On March 25, Parks, the “Mother of the Movement,” spoke eloquently in Montgomery though her soft voice was barely audible over the crackling speakers. Per usual, King stole the show that day with a rousing piece of oratory. “We are on the move,” the Nobel Peace Prize-winning preacher shouted, “and no wave of racism will stop us!”

That evening King flew back to Atlanta in high spirits, deeming the third Selma-to-Montgomery march an unqualified success. Yet Parks, near broke, took a bus back to Atlanta the next day, deeply depressed. There was too much white hatred still in Montgomery to feel victorious. Her great fear was that Selma was only a stride forward, in basketball parlance, not a slam-dunk. America was still poisoned by the curse of institutional racism.

The fight for voting rights was just beginning. True ballot-box equality was still a long way off. Even after President Lyndon B. Johnson signed the Voting Rights Act of 1965 that summer, Parks remained somewhat skeptical. She knew Southern white bigots would concoct evil new ways to disenfranchise black people.

What’s still ‘not right’

As America reflects on the significance of the 50th anniversary of Selma this weekend, it’s important to honor the martyrs of “Bloody Sunday” in a lasting way. Certainly, the fact that Barack Obama, an African-American, is U.S. President proves that Lewis didn’t get his head dented in vain. But the recent egregious findings of the Department of Justice following the Michael Brown case as well as other incidents resulting in the deaths of unarmed men of color still give us reason to pause.

“I remember feeling something was not right,” Parks recalled shortly after the third Selma march. “Even though the march was over, I felt that everything was not right.”

One thing “not right” on the 50th anniversary of the Selma marches is the sad fact that the Edmund Pettus Bridge hasn’t been renamed the John Lewis Bridge. Continuing to honor Pettus – a Confederate general, U.S. senator and white supremacist – is insulting to America’s civil rights heroes. When the bridge was built in 1940, Jim Crow ruled Alabama. Dallas County blacks had no say in the bridge being named to honor a Reconstruction-era white supremacist.

Thankfully a group of conscientious students has recently started a petition drive to rid the iconic bridge of Pettus’ name. But let’s go further than just removing Pettus’ name; let’s rename the bridge for someone who deserves our admiration.

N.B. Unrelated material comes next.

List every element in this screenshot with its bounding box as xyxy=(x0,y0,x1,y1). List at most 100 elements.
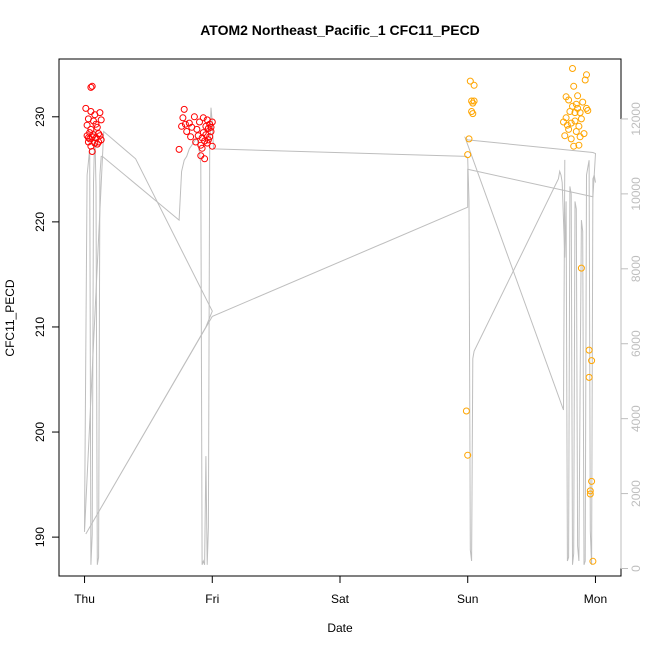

I’m not a historian who thinks Confederate memorials should be boarded up. Places such as Jefferson Davis’ Beauvoir estate along the Mississippi Gulf Coast and the pedestaled statue of Robert E. Lee in New Orleans (turning his back to the North) need historic preservation. But the Edmund Pettus Bridge – which in 2013 was declared a National Historic Landmark – isn’t symbolic of the Civil War in a meaningful way. It is, however, the modern-day battlefield where the voting rights movement was born. There is no more fitting tribute to the death of Jim Crow than to rename the “Bloody Sunday” bridge after Lewis.

I urge President Barack Obama, the National Park Service, the state of Alabama and the city of Selma to “do the right thing.” Like the Statue of Liberty, the John Lewis Bridge would become a sacred place for visitors to reflect on noble American traditions – in this case, peaceful protest and voting rights.

The “We Shall Overcome” year of 1965 would, at last, be given its historical due in Selma. “I’m with the kids,” the Rev. Joseph Lowery, a close associate of King’s, recently said in supporting the Edmund Pettus Bridge being redesignated. “Let’s change it.”